Severus looked away. The Malfoys would have looked upon Tobias as a grievous offence. More so than Mother would have done, since they had never loved him. The traditional pure-blood families believed they had the right to dispose of Muggle offences as they saw fit. Mother was acquainted with that over-arching principle, however ignorant of certain details she might have been. So she didn't want to associate with the Malfoys any longer.

What better way to escape the Malfoys than to return to your old Muggle-born and half-blood school friends?

"Your old Gobstones teammates. How nice for you." Severus lied, for he couldn't think it nice, couldn't believe it good in any way that Mother should return to the same kind of associates who might have brought her to Tobias Snape. But she was his mother and she wanted, not Narcissa and Lucius Malfoy, but Doris Hitchens, Ruth Leary and Josiah Crawley as her friends. So Severus listened politely to Mother talk about the Muggle-borns and half-bloods with whom she had decided to renew her acquaintance.
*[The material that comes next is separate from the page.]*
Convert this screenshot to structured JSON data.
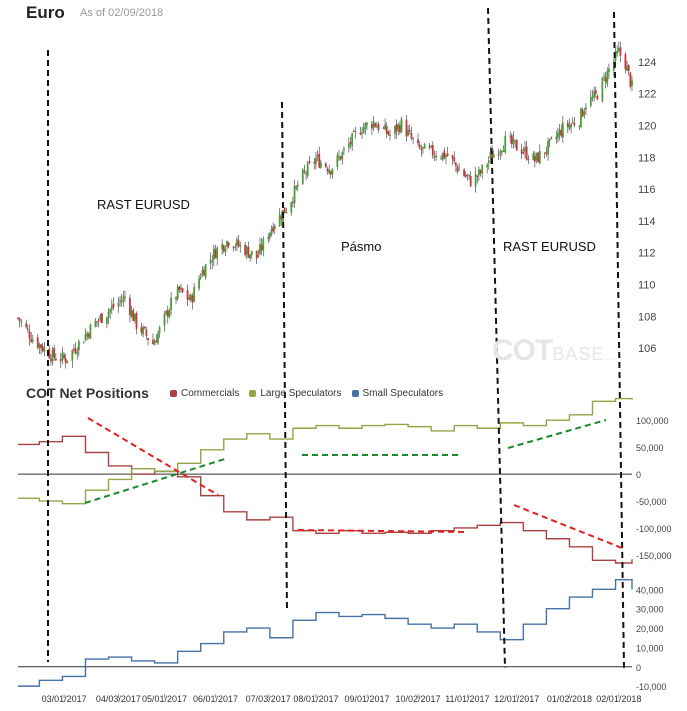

They finished dinner. Mother tried to press coffee on Severus after the washing-up was done, but he demurred, saying he had to make an early night of it. That much was the truth. He had work the next day, and after work he'd go to the Malfoys', for they hadn't dropped him. On the contrary, Severus would be their honoured guest at Malfoy Manor for his first meeting with the Dark Lord and his Death Eaters.